The Everex CloudBook is an impressive little machine at first glance. The innovative grip-through LCD hinge design and compact form factor come together with smooth matte black plastics and a hint of metal reinforcement in just the right places. Weighing in at just two pounds the CloudBook was built around the VIA Nanobook reference design ... a subnotebook prototype developed by VIA as a platform for their new mobile technologies.
Despite the impressive compactness of the design, the CloudBook is reasonably solid and durable thanks to the fact so much was packed into such a tiny space. We don't recommend dropping the CloudBook but it should survive the average use and abuse that any other $400 notebook can handle.

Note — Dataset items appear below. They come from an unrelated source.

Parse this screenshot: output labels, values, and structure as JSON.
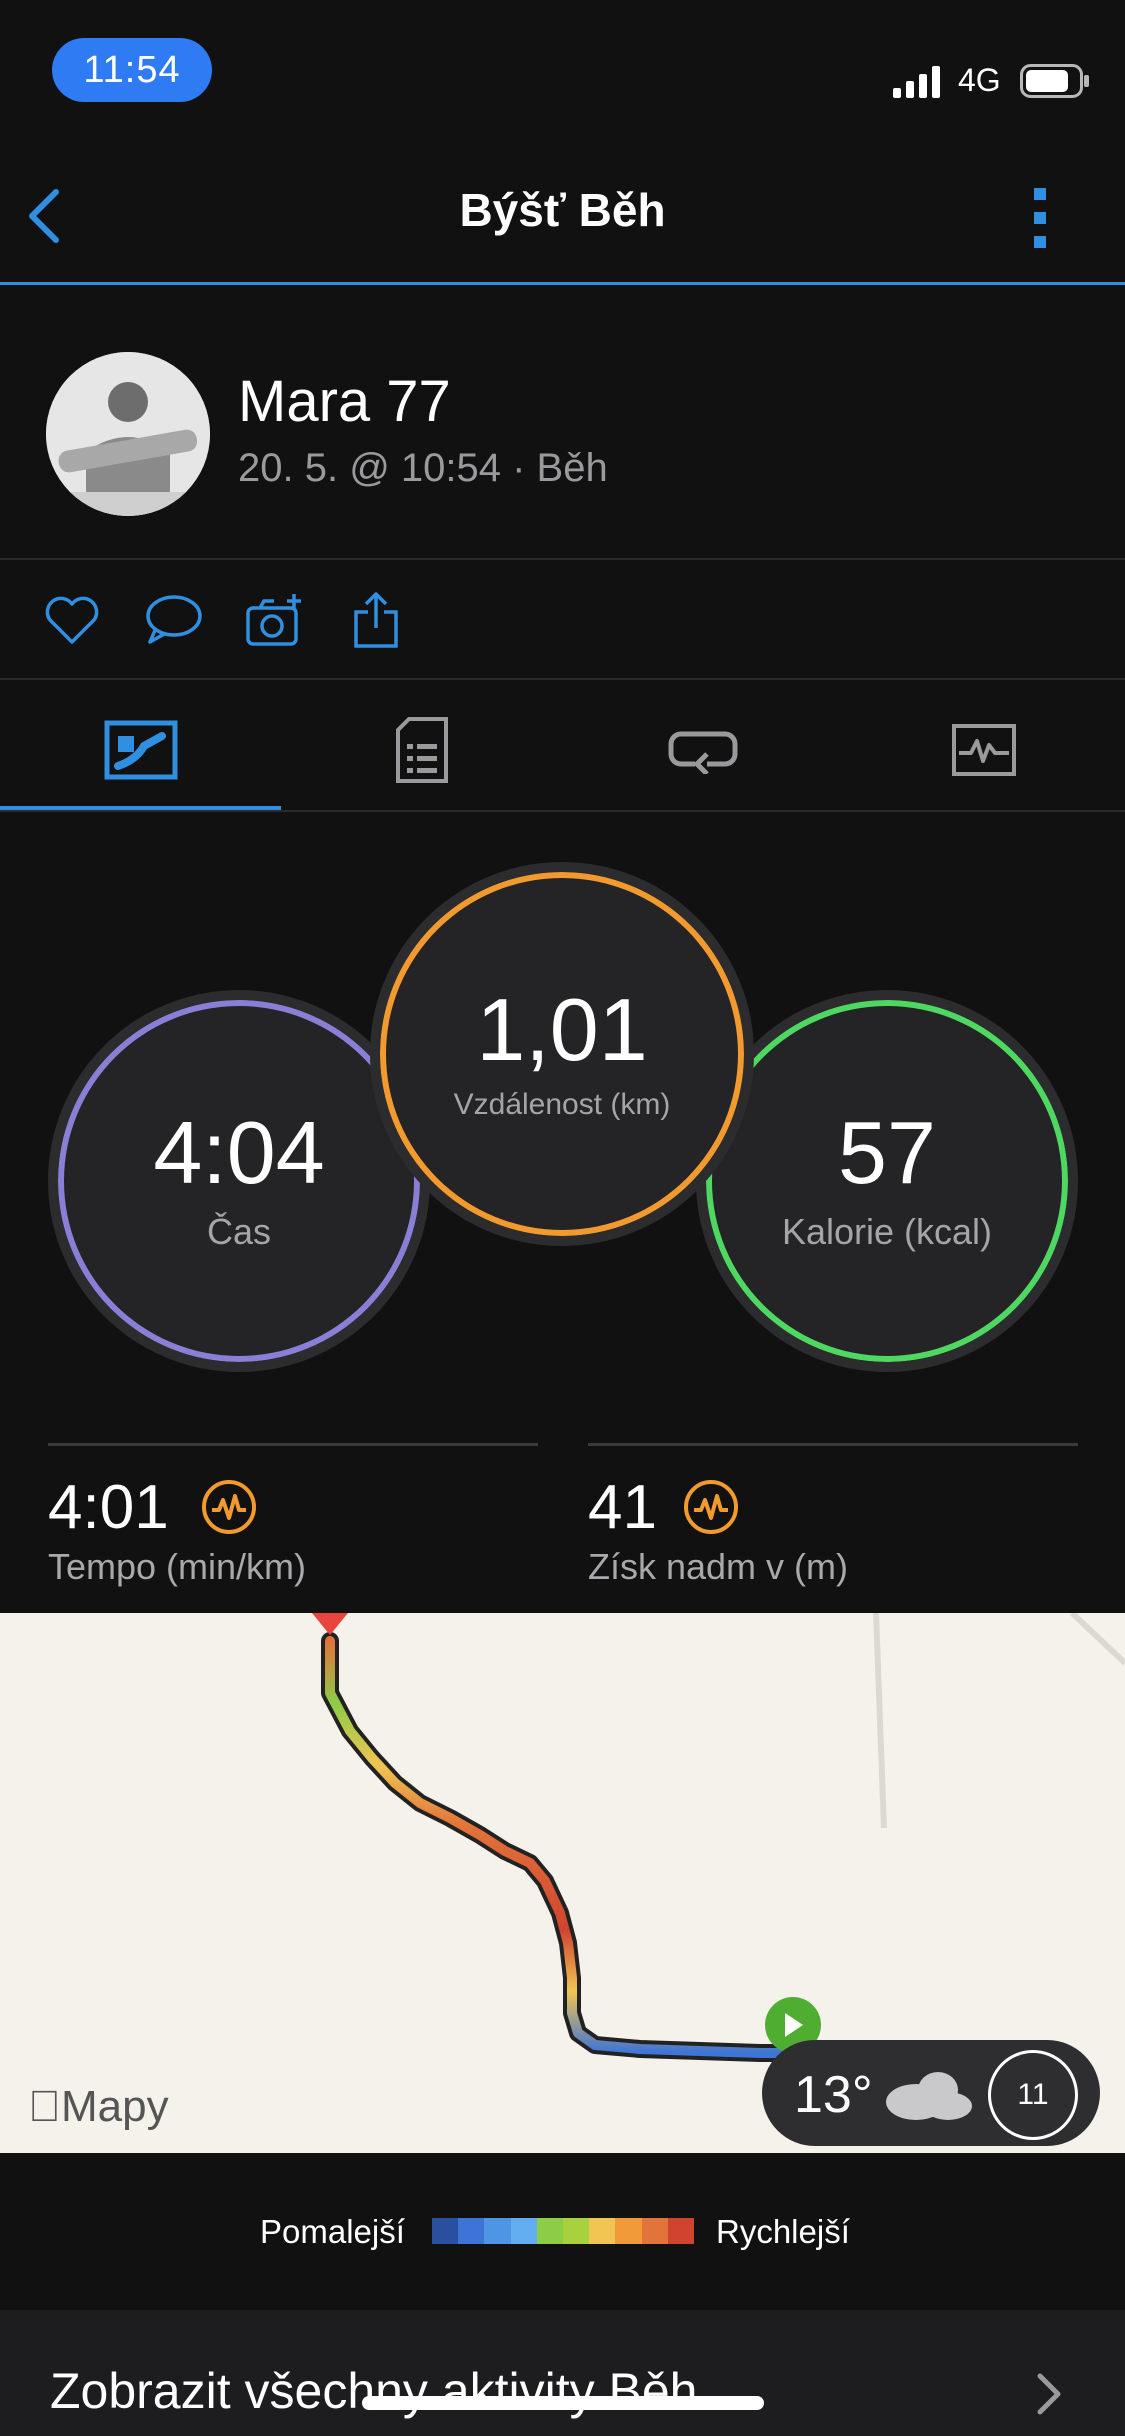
{
  "status": {
    "time": "11:54",
    "network": "4G"
  },
  "header": {
    "title": "Býšť Běh"
  },
  "profile": {
    "name": "Mara 77",
    "meta": "20. 5. @ 10:54 · Běh"
  },
  "rings": [
    {
      "value": "4:04",
      "label": "Čas",
      "color": "#5b8fd8"
    },
    {
      "value": "1,01",
      "label": "Vzdálenost (km)",
      "color": "#f39a2e"
    },
    {
      "value": "57",
      "label": "Kalorie (kcal)",
      "color": "#4fd861"
    }
  ],
  "stats": [
    {
      "value": "4:01",
      "label": "Tempo (min/km)"
    },
    {
      "value": "41",
      "label": "Získ nadm v (m)"
    }
  ],
  "map": {
    "provider": "Mapy",
    "temperature": "13°",
    "wind": "11"
  },
  "legend": {
    "slower": "Pomalejší",
    "faster": "Rychlejší",
    "colors": [
      "#2a4f9e",
      "#3d74d6",
      "#4f95e6",
      "#62aef0",
      "#8ccc46",
      "#a7d23e",
      "#f0c552",
      "#f09a3a",
      "#e2733a",
      "#d0442f"
    ]
  },
  "footer": {
    "text": "Zobrazit všechny aktivity Běh"
  },
  "accent": "#2f8fe0"
}
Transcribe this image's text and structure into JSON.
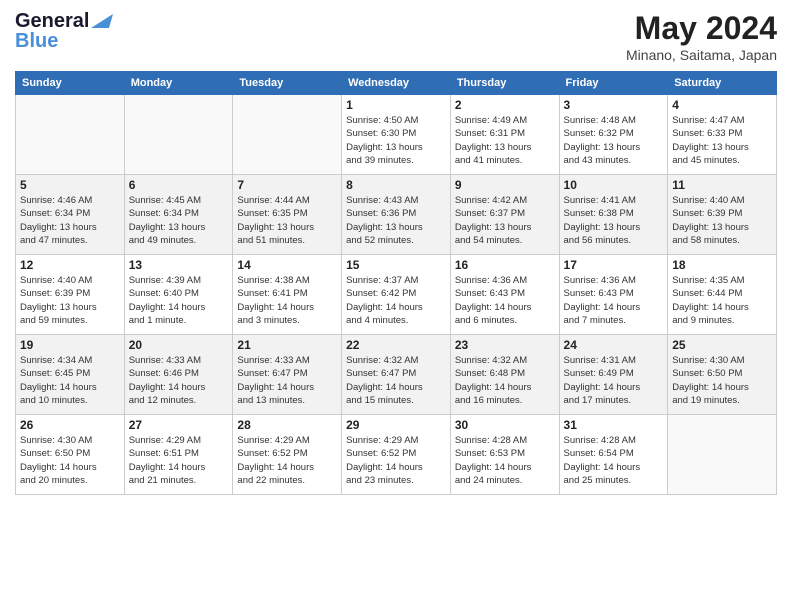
{
  "header": {
    "logo_line1": "General",
    "logo_line2": "Blue",
    "month_year": "May 2024",
    "location": "Minano, Saitama, Japan"
  },
  "weekdays": [
    "Sunday",
    "Monday",
    "Tuesday",
    "Wednesday",
    "Thursday",
    "Friday",
    "Saturday"
  ],
  "weeks": [
    {
      "shade": false,
      "days": [
        {
          "num": "",
          "info": ""
        },
        {
          "num": "",
          "info": ""
        },
        {
          "num": "",
          "info": ""
        },
        {
          "num": "1",
          "info": "Sunrise: 4:50 AM\nSunset: 6:30 PM\nDaylight: 13 hours\nand 39 minutes."
        },
        {
          "num": "2",
          "info": "Sunrise: 4:49 AM\nSunset: 6:31 PM\nDaylight: 13 hours\nand 41 minutes."
        },
        {
          "num": "3",
          "info": "Sunrise: 4:48 AM\nSunset: 6:32 PM\nDaylight: 13 hours\nand 43 minutes."
        },
        {
          "num": "4",
          "info": "Sunrise: 4:47 AM\nSunset: 6:33 PM\nDaylight: 13 hours\nand 45 minutes."
        }
      ]
    },
    {
      "shade": true,
      "days": [
        {
          "num": "5",
          "info": "Sunrise: 4:46 AM\nSunset: 6:34 PM\nDaylight: 13 hours\nand 47 minutes."
        },
        {
          "num": "6",
          "info": "Sunrise: 4:45 AM\nSunset: 6:34 PM\nDaylight: 13 hours\nand 49 minutes."
        },
        {
          "num": "7",
          "info": "Sunrise: 4:44 AM\nSunset: 6:35 PM\nDaylight: 13 hours\nand 51 minutes."
        },
        {
          "num": "8",
          "info": "Sunrise: 4:43 AM\nSunset: 6:36 PM\nDaylight: 13 hours\nand 52 minutes."
        },
        {
          "num": "9",
          "info": "Sunrise: 4:42 AM\nSunset: 6:37 PM\nDaylight: 13 hours\nand 54 minutes."
        },
        {
          "num": "10",
          "info": "Sunrise: 4:41 AM\nSunset: 6:38 PM\nDaylight: 13 hours\nand 56 minutes."
        },
        {
          "num": "11",
          "info": "Sunrise: 4:40 AM\nSunset: 6:39 PM\nDaylight: 13 hours\nand 58 minutes."
        }
      ]
    },
    {
      "shade": false,
      "days": [
        {
          "num": "12",
          "info": "Sunrise: 4:40 AM\nSunset: 6:39 PM\nDaylight: 13 hours\nand 59 minutes."
        },
        {
          "num": "13",
          "info": "Sunrise: 4:39 AM\nSunset: 6:40 PM\nDaylight: 14 hours\nand 1 minute."
        },
        {
          "num": "14",
          "info": "Sunrise: 4:38 AM\nSunset: 6:41 PM\nDaylight: 14 hours\nand 3 minutes."
        },
        {
          "num": "15",
          "info": "Sunrise: 4:37 AM\nSunset: 6:42 PM\nDaylight: 14 hours\nand 4 minutes."
        },
        {
          "num": "16",
          "info": "Sunrise: 4:36 AM\nSunset: 6:43 PM\nDaylight: 14 hours\nand 6 minutes."
        },
        {
          "num": "17",
          "info": "Sunrise: 4:36 AM\nSunset: 6:43 PM\nDaylight: 14 hours\nand 7 minutes."
        },
        {
          "num": "18",
          "info": "Sunrise: 4:35 AM\nSunset: 6:44 PM\nDaylight: 14 hours\nand 9 minutes."
        }
      ]
    },
    {
      "shade": true,
      "days": [
        {
          "num": "19",
          "info": "Sunrise: 4:34 AM\nSunset: 6:45 PM\nDaylight: 14 hours\nand 10 minutes."
        },
        {
          "num": "20",
          "info": "Sunrise: 4:33 AM\nSunset: 6:46 PM\nDaylight: 14 hours\nand 12 minutes."
        },
        {
          "num": "21",
          "info": "Sunrise: 4:33 AM\nSunset: 6:47 PM\nDaylight: 14 hours\nand 13 minutes."
        },
        {
          "num": "22",
          "info": "Sunrise: 4:32 AM\nSunset: 6:47 PM\nDaylight: 14 hours\nand 15 minutes."
        },
        {
          "num": "23",
          "info": "Sunrise: 4:32 AM\nSunset: 6:48 PM\nDaylight: 14 hours\nand 16 minutes."
        },
        {
          "num": "24",
          "info": "Sunrise: 4:31 AM\nSunset: 6:49 PM\nDaylight: 14 hours\nand 17 minutes."
        },
        {
          "num": "25",
          "info": "Sunrise: 4:30 AM\nSunset: 6:50 PM\nDaylight: 14 hours\nand 19 minutes."
        }
      ]
    },
    {
      "shade": false,
      "days": [
        {
          "num": "26",
          "info": "Sunrise: 4:30 AM\nSunset: 6:50 PM\nDaylight: 14 hours\nand 20 minutes."
        },
        {
          "num": "27",
          "info": "Sunrise: 4:29 AM\nSunset: 6:51 PM\nDaylight: 14 hours\nand 21 minutes."
        },
        {
          "num": "28",
          "info": "Sunrise: 4:29 AM\nSunset: 6:52 PM\nDaylight: 14 hours\nand 22 minutes."
        },
        {
          "num": "29",
          "info": "Sunrise: 4:29 AM\nSunset: 6:52 PM\nDaylight: 14 hours\nand 23 minutes."
        },
        {
          "num": "30",
          "info": "Sunrise: 4:28 AM\nSunset: 6:53 PM\nDaylight: 14 hours\nand 24 minutes."
        },
        {
          "num": "31",
          "info": "Sunrise: 4:28 AM\nSunset: 6:54 PM\nDaylight: 14 hours\nand 25 minutes."
        },
        {
          "num": "",
          "info": ""
        }
      ]
    }
  ]
}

The CloudBook does not have a latch to hold it closed, and while the hinge mechanism generally works well at holding the lid in place it is very easy to move the lid by slightly shaking the notebook. On the bright side, there is almost no flex to the screen or chassis. While we're on the topic of the screen lid, the hinge was designed so that you can reach under the CloudBook and grasp the back of the notebook with one hand (wrapping your fingers under the display) and type with your free hand. While this is a nice idea, it's hardly practical since the CloudBook uses a non-standard touchpad interface which requires two hands to use (more on that later in this review).